Le chef de gare réfléchit un instant et acquiesça : « D'accord, tu peux te cacher ici un moment, et ne ressorte pas dans les rues. »
Le colonel Belger vérifia l'heure.
Une demi-heure s'était écoulée depuis l'explosion, et comme le maréchal Vilna ne donnait pas de nouvelles, on ne pouvait en conclure qu'une chose : l'opération avait échoué.
Le fait que ni les Gardes constitutionnels ni le Ministère impérial n'aient encore fait irruption dans son bureau indiquait que l'assassin avait pris grand soin de se débarrasser de toute preuve compromettante sur lui.
Bien sûr, vu les capacités du Ministère impérial, ce n'était qu'une question de temps avant qu'ils ne viennent le chercher.
Alors que le colonel Belger s'approchait de l'armoire à spiritueux, il se souvint que son ordonnance était parti depuis un temps anormalement long.
Il regarda vers la porte, se demandant : est-ce possible ?
En effet, l'ordonnance n'était à son service que depuis deux ans et le connaissait moins bien que le précédent. Le Ministère impérial s'était-il infiltré aussi profondément ?
Le colonel Belger sorti le meilleur champagne de l'armoire, s'en versa un verre, puis, comme un sommelier professionnel, le huma d'abord avant d'en prendre une petite gorgée.

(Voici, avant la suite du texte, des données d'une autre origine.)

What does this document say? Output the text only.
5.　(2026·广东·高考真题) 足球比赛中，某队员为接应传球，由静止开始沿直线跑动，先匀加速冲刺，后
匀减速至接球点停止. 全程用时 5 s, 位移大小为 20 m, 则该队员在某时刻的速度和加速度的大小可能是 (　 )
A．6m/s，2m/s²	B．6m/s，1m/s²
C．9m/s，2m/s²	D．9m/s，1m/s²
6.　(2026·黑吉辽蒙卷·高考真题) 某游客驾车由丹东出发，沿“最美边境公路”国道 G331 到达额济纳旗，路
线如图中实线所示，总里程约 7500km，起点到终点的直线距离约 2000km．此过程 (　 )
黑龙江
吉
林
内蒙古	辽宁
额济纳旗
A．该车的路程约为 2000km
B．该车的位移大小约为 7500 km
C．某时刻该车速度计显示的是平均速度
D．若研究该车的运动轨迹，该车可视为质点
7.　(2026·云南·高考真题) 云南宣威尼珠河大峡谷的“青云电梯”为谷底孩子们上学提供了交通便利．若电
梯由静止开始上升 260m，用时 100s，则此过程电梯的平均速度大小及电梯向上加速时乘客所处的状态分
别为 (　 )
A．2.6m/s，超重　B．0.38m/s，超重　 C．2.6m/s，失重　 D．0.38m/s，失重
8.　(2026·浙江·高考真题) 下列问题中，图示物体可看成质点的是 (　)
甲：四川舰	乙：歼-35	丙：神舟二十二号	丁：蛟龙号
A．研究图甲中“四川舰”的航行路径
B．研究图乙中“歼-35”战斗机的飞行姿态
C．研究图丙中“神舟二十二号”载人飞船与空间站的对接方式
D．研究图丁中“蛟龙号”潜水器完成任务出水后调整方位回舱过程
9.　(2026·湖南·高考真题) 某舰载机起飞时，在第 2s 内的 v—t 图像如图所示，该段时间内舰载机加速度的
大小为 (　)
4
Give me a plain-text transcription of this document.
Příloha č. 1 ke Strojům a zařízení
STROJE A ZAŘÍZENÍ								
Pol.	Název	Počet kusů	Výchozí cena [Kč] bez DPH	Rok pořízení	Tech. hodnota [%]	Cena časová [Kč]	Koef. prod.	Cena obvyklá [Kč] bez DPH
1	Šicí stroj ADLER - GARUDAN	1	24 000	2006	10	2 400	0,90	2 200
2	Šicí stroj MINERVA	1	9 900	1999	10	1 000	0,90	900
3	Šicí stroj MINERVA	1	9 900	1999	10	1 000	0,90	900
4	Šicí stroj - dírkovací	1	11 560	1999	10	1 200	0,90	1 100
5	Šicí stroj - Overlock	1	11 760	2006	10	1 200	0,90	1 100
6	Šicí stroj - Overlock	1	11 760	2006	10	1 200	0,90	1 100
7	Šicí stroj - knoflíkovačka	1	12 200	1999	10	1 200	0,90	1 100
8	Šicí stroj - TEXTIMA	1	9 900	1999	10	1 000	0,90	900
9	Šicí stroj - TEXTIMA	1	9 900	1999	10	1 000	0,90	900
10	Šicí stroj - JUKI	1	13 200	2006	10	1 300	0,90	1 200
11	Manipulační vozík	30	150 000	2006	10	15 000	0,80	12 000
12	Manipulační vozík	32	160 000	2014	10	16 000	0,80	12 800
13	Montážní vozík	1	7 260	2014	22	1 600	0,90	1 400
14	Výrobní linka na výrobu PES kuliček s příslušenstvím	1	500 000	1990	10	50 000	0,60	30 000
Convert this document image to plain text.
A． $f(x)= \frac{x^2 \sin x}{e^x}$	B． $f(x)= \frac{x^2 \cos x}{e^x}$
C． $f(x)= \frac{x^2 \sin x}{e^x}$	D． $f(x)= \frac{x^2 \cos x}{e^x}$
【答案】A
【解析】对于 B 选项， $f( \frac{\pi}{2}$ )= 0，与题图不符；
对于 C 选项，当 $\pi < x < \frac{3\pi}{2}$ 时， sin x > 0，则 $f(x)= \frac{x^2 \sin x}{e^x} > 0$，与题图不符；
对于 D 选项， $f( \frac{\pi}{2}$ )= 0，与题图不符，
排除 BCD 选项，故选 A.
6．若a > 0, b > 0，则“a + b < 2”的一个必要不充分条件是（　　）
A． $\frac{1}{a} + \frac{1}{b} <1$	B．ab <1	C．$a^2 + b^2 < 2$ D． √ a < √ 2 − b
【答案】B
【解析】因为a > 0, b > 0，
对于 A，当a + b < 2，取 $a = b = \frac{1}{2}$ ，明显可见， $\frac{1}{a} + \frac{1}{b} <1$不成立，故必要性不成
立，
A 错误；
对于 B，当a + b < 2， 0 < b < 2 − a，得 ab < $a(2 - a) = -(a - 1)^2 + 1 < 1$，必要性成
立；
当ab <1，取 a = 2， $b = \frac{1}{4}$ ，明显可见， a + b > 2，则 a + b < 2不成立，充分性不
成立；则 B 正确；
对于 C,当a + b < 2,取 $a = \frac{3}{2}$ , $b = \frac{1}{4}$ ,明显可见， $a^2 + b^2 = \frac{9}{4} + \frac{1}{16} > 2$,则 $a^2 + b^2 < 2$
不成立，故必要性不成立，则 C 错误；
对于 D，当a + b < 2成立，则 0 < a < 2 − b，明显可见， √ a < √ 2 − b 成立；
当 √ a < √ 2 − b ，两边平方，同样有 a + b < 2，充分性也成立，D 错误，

Reposant le verre, il sorti un dentier enveloppé dans un mouchoir. S'il mordait dans le cyanure dissimulé dans le dentier, celui-ci se disperserait dans sa bouche, et alors tout, que ce soit le monde ou l'avenir de la Plowsonie, disparaîtrait pour lui.
Il mit le dentier dans sa bouche, comme s'il s'agissait d'une liqueur au chocolat.
À cet instant, il pensa à sa femme et à ses enfants.
Le Ministère impérial ne serait tout de même pas assez inhumain pour tuer les trois ?
Cette pensée saisit soudain le colonel Belger, lui tordant l'estomac.
Soudain, quelqu'un enfonça la porte du bureau d'un coup de pied.
Le bruit violent fit se crisper le colonel Belger, qui mordit involontairement dans le dentier.
Son corps, poussé par l'instinct de survie, tenta d'expulser immédiatement le cyanure, mais sa raison résiduelle lui dit qu'il était trop tard.
Le Ministère impérial et les Gardes constitutionnels firent irruption dans la pièce, et l'agent en tête fit voler le verre de la main de Belger avant de lui saisir la gorge pour l'empêcher d'avaler.
« Un vomitif ! »
Un autre agent versa vivement un tube entier de vomitif dans la bouche du colonel Belger.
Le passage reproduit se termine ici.